A song about a new mother that was streamed online in a kids' program in early February has suffered a backlash for portraying motherhood as self-victimizing, but has also sparked alternative lyrics defending the diversity of parenthood
The song, "Atashi Okasan Dakara" (Because I am a mother), is sung by Daisuke Yokoyama, who served as "Uta no Onisan" (singing big brother) for a popular children's program on NHK. Its lyrics were penned by children's picture book author "Nobumi." The song compares a woman's lifestyle shift from one focusing on herself when she did not have a child to sacrificing everything for her child, repeating the line "because I am a mother" 14 times.
The song was released on a streaming service on Feb. 2, but quickly spread all over the web, attracting criticism such as "The implied message that mothers must give up everything is just too cruel" and "Don't lump all mothers together!"
After the song was flamed online, Nobumi took to Twitter and other mediums to try to explain himself several times before ending up apologizing. Yokoyama also posted an apology saying "I hurt all of you" on his official blog.
Along with the flaming, however, alternate versions of the song and hashtags to go along with them have also spread over social media, aiming to show another real side of childrearing. One such hashtag is "Okasan Dakedo" (I am a mother, but ...). While the original tells of the woman giving up her work, hobbies and fashion to learn to cook and wake up at 5 a.m. to tend to her child's needs, the alternate lyrics say, "I am a mother, but my ears are pierced, my hair is dyed and I sleep in, too. I go to concerts and buy the things that I want. I'm serious when I fight over snacks (with my child) and I cut corners by buying prepared food at the grocery store."

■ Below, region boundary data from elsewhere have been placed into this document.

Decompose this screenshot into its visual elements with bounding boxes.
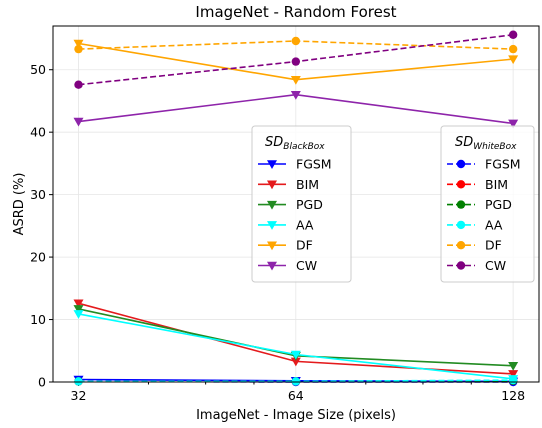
y-tick-label: 50 xyxy=(30,62,46,77)
legend-marker xyxy=(267,221,277,230)
legend-item-df: DF xyxy=(258,238,313,253)
legend-item-cw: CW xyxy=(447,258,506,273)
legend-marker xyxy=(267,241,277,251)
legend-label: DF xyxy=(485,238,502,253)
legend-item-fgsm: FGSM xyxy=(447,157,521,172)
data-point xyxy=(290,357,301,367)
legend-item-bim: BIM xyxy=(447,177,508,192)
legend-marker xyxy=(456,159,466,169)
x-axis-label: ImageNet - Image Size (pixels) xyxy=(196,408,396,423)
y-tick-label: 40 xyxy=(30,125,46,140)
legend-whitebox-items: FGSM BIM PGD AA DF CW xyxy=(447,157,521,273)
y-tick-label: 20 xyxy=(30,250,46,265)
plot-frame xyxy=(52,25,540,383)
data-point xyxy=(73,299,84,309)
legend-label: AA xyxy=(485,217,503,232)
data-point xyxy=(508,370,519,379)
legend-item-bim: BIM xyxy=(258,177,319,192)
y-tick-label: 0 xyxy=(38,375,46,390)
legend-label: CW xyxy=(296,258,317,273)
x-tick-label: 32 xyxy=(71,388,87,403)
data-point xyxy=(290,75,301,85)
series-blackbox-cw xyxy=(73,90,519,129)
legend-label: FGSM xyxy=(485,157,521,172)
legend-blackbox-title: SDBlackBox xyxy=(265,135,325,152)
series-blackbox-bim xyxy=(73,299,519,379)
chart-title: ImageNet - Random Forest xyxy=(195,3,396,21)
legend-marker xyxy=(456,200,466,209)
legend-label: AA xyxy=(296,217,314,232)
legend-whitebox: SDWhiteBox FGSM BIM PGD AA DF CW xyxy=(440,125,535,283)
data-point xyxy=(73,305,84,314)
legend-item-aa: AA xyxy=(447,217,503,232)
legend-label: PGD xyxy=(485,197,512,212)
legend-blackbox: SDBlackBox FGSM BIM PGD AA DF CW xyxy=(251,125,352,283)
legend-whitebox-title-main: SD xyxy=(455,135,473,150)
y-ticks: 0 10 20 30 40 50 xyxy=(30,62,53,390)
legend-marker xyxy=(267,160,277,169)
series-whitebox-cw xyxy=(74,30,518,89)
legend-whitebox-title-sub: WhiteBox xyxy=(473,142,517,152)
series-whitebox-aa xyxy=(74,375,518,386)
legend-marker xyxy=(456,220,466,230)
legend-item-fgsm: FGSM xyxy=(258,157,332,172)
legend-item-df: DF xyxy=(447,238,502,253)
legend-label: PGD xyxy=(296,197,323,212)
x-ticks: 32 64 128 xyxy=(71,382,525,403)
legend-blackbox-title-main: SD xyxy=(265,135,283,150)
legend-item-pgd: PGD xyxy=(258,197,323,212)
y-tick-label: 30 xyxy=(30,187,46,202)
data-point xyxy=(508,375,518,385)
data-point xyxy=(73,310,84,319)
legend-marker xyxy=(456,261,466,270)
legend-label: BIM xyxy=(296,177,319,192)
data-point xyxy=(508,362,519,371)
legend-whitebox-title: SDWhiteBox xyxy=(455,135,517,152)
legend-item-pgd: PGD xyxy=(447,197,512,212)
legend-marker xyxy=(267,261,277,271)
data-point xyxy=(508,30,518,39)
data-point xyxy=(291,36,301,46)
data-point xyxy=(74,44,83,54)
legend-label: BIM xyxy=(485,177,508,192)
x-tick-label: 128 xyxy=(501,388,525,403)
data-point xyxy=(73,117,84,127)
data-point xyxy=(508,55,519,65)
data-point xyxy=(290,90,301,100)
legend-marker xyxy=(267,180,277,190)
y-axis-label: ASRD (%) xyxy=(12,173,27,236)
legend-marker xyxy=(456,180,466,189)
series-whitebox-df xyxy=(74,36,518,54)
series-blackbox-df xyxy=(73,39,519,85)
legend-blackbox-items: FGSM BIM PGD AA DF CW xyxy=(258,157,332,273)
data-point xyxy=(291,57,301,66)
legend-blackbox-title-sub: BlackBox xyxy=(283,142,325,152)
data-point xyxy=(74,377,83,386)
data-point xyxy=(73,39,84,49)
legend-item-cw: CW xyxy=(258,258,317,273)
data-point xyxy=(290,350,301,360)
data-point xyxy=(291,377,301,386)
legend-label: DF xyxy=(296,238,313,253)
legend-marker xyxy=(267,200,277,210)
legend-label: CW xyxy=(485,258,506,273)
series-layer xyxy=(73,30,519,387)
x-tick-label: 64 xyxy=(288,388,304,403)
data-point xyxy=(508,119,519,129)
data-point xyxy=(508,44,518,54)
legend-blackbox-frame xyxy=(251,125,352,283)
legend-item-aa: AA xyxy=(258,217,314,232)
legend-label: FGSM xyxy=(296,157,332,172)
legend-marker xyxy=(456,241,466,250)
y-tick-label: 10 xyxy=(30,312,46,327)
data-point xyxy=(74,80,83,89)
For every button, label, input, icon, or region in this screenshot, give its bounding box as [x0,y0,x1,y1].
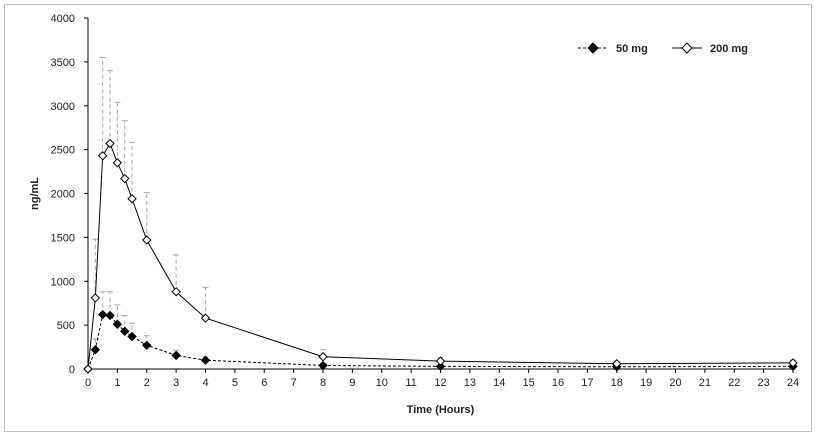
y-tick-label: 3000 [51,101,75,113]
data-point-200mg [112,158,123,168]
legend: 50 mg 200 mg [578,42,748,55]
data-point-50mg [435,361,446,372]
y-tick-label: 2500 [51,145,75,157]
legend-label-50mg: 50 mg [616,43,648,55]
data-point-50mg [318,360,328,371]
data-point-50mg [112,319,123,329]
data-point-200mg [612,359,622,369]
y-tick-label: 1000 [51,276,75,288]
data-point-200mg [97,151,108,161]
x-tick-label: 4 [202,377,208,389]
x-tick-label: 13 [464,377,476,389]
y-tick-label: 500 [57,320,75,332]
x-tick-label: 22 [728,377,740,389]
x-tick-label: 3 [173,377,179,389]
data-point-200mg [435,356,446,366]
x-tick-label: 20 [669,377,681,389]
data-point-200mg [83,364,93,374]
y-tick-label: 2000 [51,189,75,201]
error-bars-group [92,56,796,367]
y-tick-label: 0 [69,364,75,376]
x-tick-label: 0 [85,377,91,389]
legend-marker-200mg [681,42,693,54]
x-tick-label: 7 [291,377,297,389]
data-point-200mg [200,313,211,323]
ticks-group: 0 1 2 3 4 5 6 7 8 9 10 11 12 13 14 15 16 17 18 19 20 21 22 23 24… [51,13,800,389]
x-tick-label: 1 [114,377,120,389]
x-tick-label: 2 [144,377,150,389]
x-axis-title: Time (Hours) [407,404,475,416]
data-point-50mg [120,326,130,336]
data-point-50mg [171,350,181,361]
data-point-200mg [90,293,101,303]
x-tick-label: 19 [640,377,652,389]
y-axis-title: ng/mL [29,177,41,210]
x-tick-label: 10 [376,377,388,389]
data-point-200mg [171,287,181,297]
markers-group [83,138,798,374]
x-tick-label: 21 [699,377,711,389]
data-point-200mg [127,194,137,204]
data-point-200mg [318,352,328,362]
x-tick-label: 8 [320,377,326,389]
data-point-200mg [120,173,130,184]
x-tick-label: 16 [552,377,564,389]
x-tick-label: 24 [787,377,799,389]
x-tick-label: 15 [523,377,535,389]
legend-label-200mg: 200 mg [710,43,748,55]
data-point-50mg [105,310,115,321]
data-point-50mg [127,331,137,342]
y-tick-label: 4000 [51,13,75,25]
x-tick-label: 17 [581,377,593,389]
x-tick-label: 5 [232,377,238,389]
axes-group [87,18,793,370]
data-point-50mg [90,344,101,355]
data-point-200mg [788,358,798,368]
data-point-200mg [142,235,152,245]
y-tick-label: 1500 [51,232,75,244]
x-tick-label: 23 [758,377,770,389]
x-tick-label: 12 [434,377,446,389]
x-tick-label: 18 [611,377,623,389]
y-tick-label: 3500 [51,57,75,69]
x-tick-label: 11 [405,377,416,389]
data-point-200mg [105,138,115,149]
data-point-50mg [142,340,152,351]
legend-marker-50mg [587,42,599,54]
series-line-200mg [87,142,794,370]
x-tick-label: 6 [261,377,267,389]
legend-item-50mg: 50 mg [578,42,648,55]
x-tick-label: 9 [349,377,355,389]
series-lines-group [87,142,794,370]
legend-item-200mg: 200 mg [672,42,748,55]
x-tick-label: 14 [493,377,505,389]
data-point-50mg [97,309,108,320]
data-point-50mg [200,355,211,365]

Along with defending mothers everywhere, another variation "Ore Otosan Dakara" (Because I am a father) also rose to popularity. "Because I'm a father, since my child has a fever, I took a day off work today," the lyrics say. "I am a father, but my fried chicken is mine to eat and I buy toys for my child as well as for me."
"There are many examples of songs that have come under fire for attempting to cheer mothers on by painting truthful pictures of raising children," journalist Renge Jibu said of the online phenomenon. She points out that presenting only a single model as positive was the issue that the online community had with these songs, and that lyricists are now expected to raise questions over such a one-sided picture of motherhood.
"Instead of immediately retracting the song after it came under fire, the composer did the right thing trying to explain his intentions several times," Jibu said. "Because of the spread of the alternate versions of the song, people in a variety of circumstances could participate and deepen the discussion."